I continue to explore the mysteries of connotation that accompany the images in my Flickr photostream, wondering what inspires or provokes their composition and capture. Often it’s only during the processing phase that I recognize what a photograph contains, or means, or alludes to. This one is an example of an unsolved problem:
This is simply a salt deposit left on a rock by the receding tide, a phenomenon that seems to happen when the air temperature is well below freezing. The next tide will obliterate the pattern, so its life is only a few hours. The complexity seems to demand an interpretation, an effort to parse the pattern for some sort of figurative meaning. Thusfar I haven’t discerned any faces or other recognizable forms beyond the sinusoidal curve that’s uppermost. There’s something evocative of Japanese painting in the deposit below the thicker curve, but overall I have no better option than to label the image as ‘abstract’. So what drew me to it? Why did I capture it? There’s something elegant in the curves and textures, but beyond that I can’t reconstruct my specific motivation or thought process. It just seemed to ask to be harvested and saved from oblivion.
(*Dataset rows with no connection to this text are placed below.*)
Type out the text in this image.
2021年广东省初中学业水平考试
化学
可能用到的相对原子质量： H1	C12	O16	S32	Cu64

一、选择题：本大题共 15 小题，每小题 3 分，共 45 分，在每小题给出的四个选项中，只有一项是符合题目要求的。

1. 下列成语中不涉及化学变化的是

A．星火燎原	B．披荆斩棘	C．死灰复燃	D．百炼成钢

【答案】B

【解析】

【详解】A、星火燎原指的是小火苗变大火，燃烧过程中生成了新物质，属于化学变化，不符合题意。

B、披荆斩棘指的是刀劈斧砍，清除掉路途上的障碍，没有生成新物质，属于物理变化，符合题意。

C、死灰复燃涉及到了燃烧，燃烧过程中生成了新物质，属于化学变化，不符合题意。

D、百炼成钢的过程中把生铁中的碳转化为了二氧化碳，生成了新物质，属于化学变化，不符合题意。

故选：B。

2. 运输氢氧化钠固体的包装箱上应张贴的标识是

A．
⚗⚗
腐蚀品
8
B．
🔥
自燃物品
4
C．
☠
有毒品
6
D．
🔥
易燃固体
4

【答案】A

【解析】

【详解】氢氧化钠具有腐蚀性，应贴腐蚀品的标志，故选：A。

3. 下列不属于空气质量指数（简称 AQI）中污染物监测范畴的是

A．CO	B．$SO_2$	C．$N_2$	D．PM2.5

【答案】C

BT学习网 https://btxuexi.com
Does it help at all to mirror the image?
Ah. Now I see something analogous to the figure seen on so many New England gravestones, the symmetrical wings around the death’s head:
But this symmetrical extension doesn’t solve any of the original problems of interpretation, or get me any further along in the quest to comprehend the genesis of the image. The original photograph is a satisfying composition, slightly ambiguous in scale, a small detail in the grand complexity of a particular landscape in space and time, and perhaps makes sense only in the context of a gatheration of photographs of salt deposits on rocks.